The real answer is your child is ready to learn to read when you are ready to invest the time and effort into teaching them. Your personal educational philosophy will largely influence your readiness checklist.
The early bird philosophy that I know the most about was developed by Glen Doman the founder of The Institute for Human Achievement and Potential. Doman champions teaching reading to children as young as five months of age.
The better late then early philosophy proposed by Dr. Raymond Moore is well known in most homeschool circles. Dr. Moore argues that a child develops the skills needed to learn to read over time and trying to force a child to learn to read too early will be counterproductive. A child, especially boys, who are not reading at the age of ten, eleven or twelve, will grow into this ability Dr. More argues.
So who is right? They both are! Children have successfully learned to read and love it regardless of which theory their parents subscribed to. The choice is yours.
Doman compares learning to read with learning to speak. If we only whispered to our babies or even refused to speak in front of them they would never learn to talk. But by speaking regularly, singing, questioning, and engaging our infants they learn to speak. By the age of three most children have functionally learned a whole language. Reading is just learning a language with your eyes rather then with your ears. Infants of deaf parents will learn sign language as easily as infants of hearing parents learn speech.
So why don't all children learn to read? The problem is their eye development. Most children do not achieve 20/20 vision before five years of age. Most print is written too small for children to see, it is like whispers in the background. There but unimportant. Doman had parents make cards with words large enough for the infants to actually see.
Meg was five months old when I heard about Doman's philosophies. It went against every thing that I had learned in my college education classes. When I discussed his philosophies with my mother, she surprised me by pulling his book off of her shelf. I devoured it. Then I tried it. I was sure that it would not work, but I figured it couldn't hurt. To my surprise is did work. Meg was reading level 2-3 beginner books independently before her second birthday. She read The Wizard of Oz before she was five. She went to kindergarten, her teacher told me to homeschool her.
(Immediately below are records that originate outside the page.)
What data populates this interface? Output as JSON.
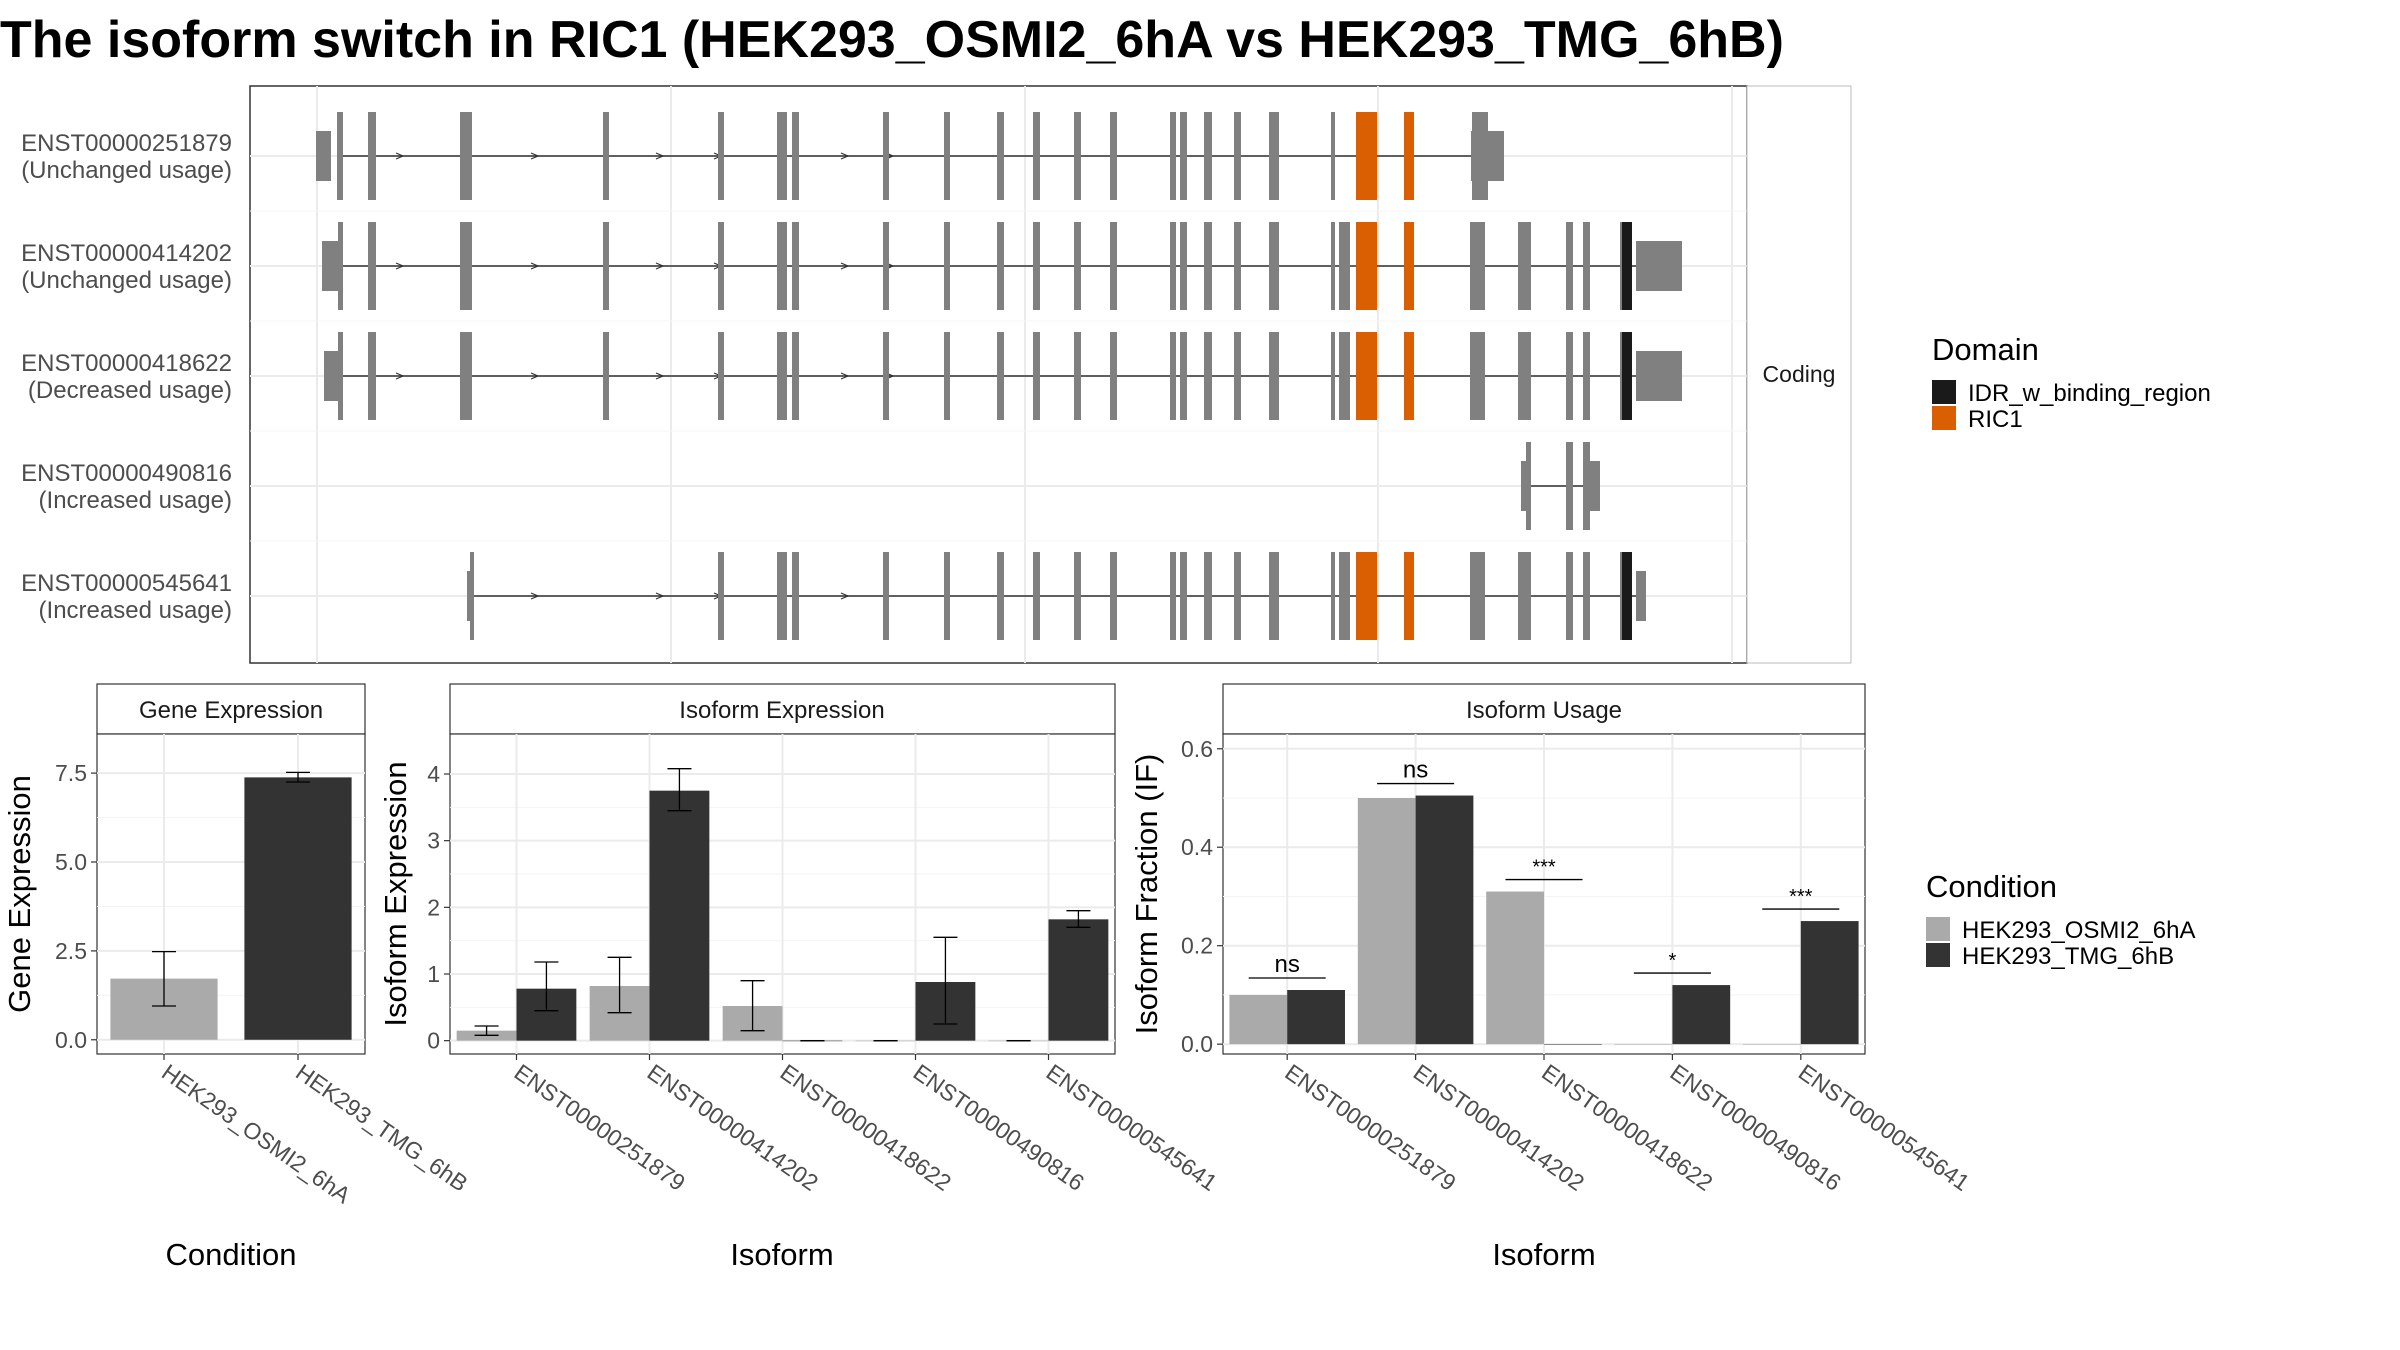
{
  "title": "The isoform switch in RIC1 (HEK293_OSMI2_6hA vs HEK293_TMG_6hB)",
  "colors": {
    "exon": "#808080",
    "idr": "#1a1a1a",
    "ric1": "#d95f02",
    "cond_a": "#aaaaaa",
    "cond_b": "#333333",
    "panel_border": "#333333",
    "grid": "#ebebeb",
    "strip_bg": "#ffffff"
  },
  "structure": {
    "strip_label": "Coding",
    "isoforms": [
      {
        "id": "ENST00000251879",
        "usage": "(Unchanged usage)"
      },
      {
        "id": "ENST00000414202",
        "usage": "(Unchanged usage)"
      },
      {
        "id": "ENST00000418622",
        "usage": "(Decreased usage)"
      },
      {
        "id": "ENST00000490816",
        "usage": "(Increased usage)"
      },
      {
        "id": "ENST00000545641",
        "usage": "(Increased usage)"
      }
    ]
  },
  "legends": {
    "domain": {
      "title": "Domain",
      "items": [
        {
          "label": "IDR_w_binding_region",
          "color_key": "idr"
        },
        {
          "label": "RIC1",
          "color_key": "ric1"
        }
      ]
    },
    "condition": {
      "title": "Condition",
      "items": [
        {
          "label": "HEK293_OSMI2_6hA",
          "color_key": "cond_a"
        },
        {
          "label": "HEK293_TMG_6hB",
          "color_key": "cond_b"
        }
      ]
    }
  },
  "chart_data": [
    {
      "type": "bar",
      "title": "Gene Expression",
      "xlabel": "Condition",
      "ylabel": "Gene Expression",
      "categories": [
        "HEK293_OSMI2_6hA",
        "HEK293_TMG_6hB"
      ],
      "values": [
        1.72,
        7.38
      ],
      "error_low": [
        0.95,
        7.25
      ],
      "error_high": [
        2.48,
        7.52
      ],
      "ylim": [
        -0.4,
        8.6
      ],
      "yticks": [
        "0.0",
        "2.5",
        "5.0",
        "7.5"
      ],
      "grid": true
    },
    {
      "type": "bar",
      "title": "Isoform Expression",
      "xlabel": "Isoform",
      "ylabel": "Isoform Expression",
      "categories": [
        "ENST00000251879",
        "ENST00000414202",
        "ENST00000418622",
        "ENST00000490816",
        "ENST00000545641"
      ],
      "series": [
        {
          "name": "HEK293_OSMI2_6hA",
          "values": [
            0.15,
            0.82,
            0.52,
            0.0,
            0.0
          ],
          "error_low": [
            0.08,
            0.42,
            0.15,
            0.0,
            0.0
          ],
          "error_high": [
            0.22,
            1.25,
            0.9,
            0.0,
            0.0
          ]
        },
        {
          "name": "HEK293_TMG_6hB",
          "values": [
            0.78,
            3.75,
            0.0,
            0.88,
            1.82
          ],
          "error_low": [
            0.45,
            3.45,
            0.0,
            0.25,
            1.7
          ],
          "error_high": [
            1.18,
            4.08,
            0.0,
            1.55,
            1.95
          ]
        }
      ],
      "ylim": [
        -0.2,
        4.6
      ],
      "yticks": [
        "0",
        "1",
        "2",
        "3",
        "4"
      ],
      "grid": true
    },
    {
      "type": "bar",
      "title": "Isoform Usage",
      "xlabel": "Isoform",
      "ylabel": "Isoform Fraction (IF)",
      "categories": [
        "ENST00000251879",
        "ENST00000414202",
        "ENST00000418622",
        "ENST00000490816",
        "ENST00000545641"
      ],
      "series": [
        {
          "name": "HEK293_OSMI2_6hA",
          "values": [
            0.1,
            0.5,
            0.31,
            0.0,
            0.0
          ]
        },
        {
          "name": "HEK293_TMG_6hB",
          "values": [
            0.11,
            0.505,
            0.0,
            0.12,
            0.25
          ]
        }
      ],
      "significance": [
        "ns",
        "ns",
        "***",
        "*",
        "***"
      ],
      "ylim": [
        -0.02,
        0.63
      ],
      "yticks": [
        "0.0",
        "0.2",
        "0.4",
        "0.6"
      ],
      "grid": true
    }
  ]
}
Doman forced me to reevaluate the predominate educational philoshies that I was exposed to. Homeschooling has allowed me to be exposed to many more. The more I have learned the more I see that there is value in most educational philosophies. Parents must choose what is right for their family and their children. The supporters of these different ideologies often seem almost religious in their zeal that their way is the right way. It makes me wonder if like religion, the state is better staying out of education.
In his book Better Late then Early Dr. Raymond Moore sites several scientific studies that show that young children are developmentally not ready for formal schooling. He argues that children are best kept in a home environment. "Wait 'til Eight" has become a slogan in many homeschool circles.
With the number of children being diagnosed with learning disabilities at earlier and earlier ages, many site More's book as an explanation for why these youngsters are getting labeled.
While I was not introduced to Dr. Moore's book until after all of my children were reading I feel a personal sense of gratitude for his homeschool work in general. Dr. Moore was very influential in Washington State when our homeschool law was passed. He came and testified on behalf of the homeschooling community. For that, and the rights I have to homeschool, I will always be thankful.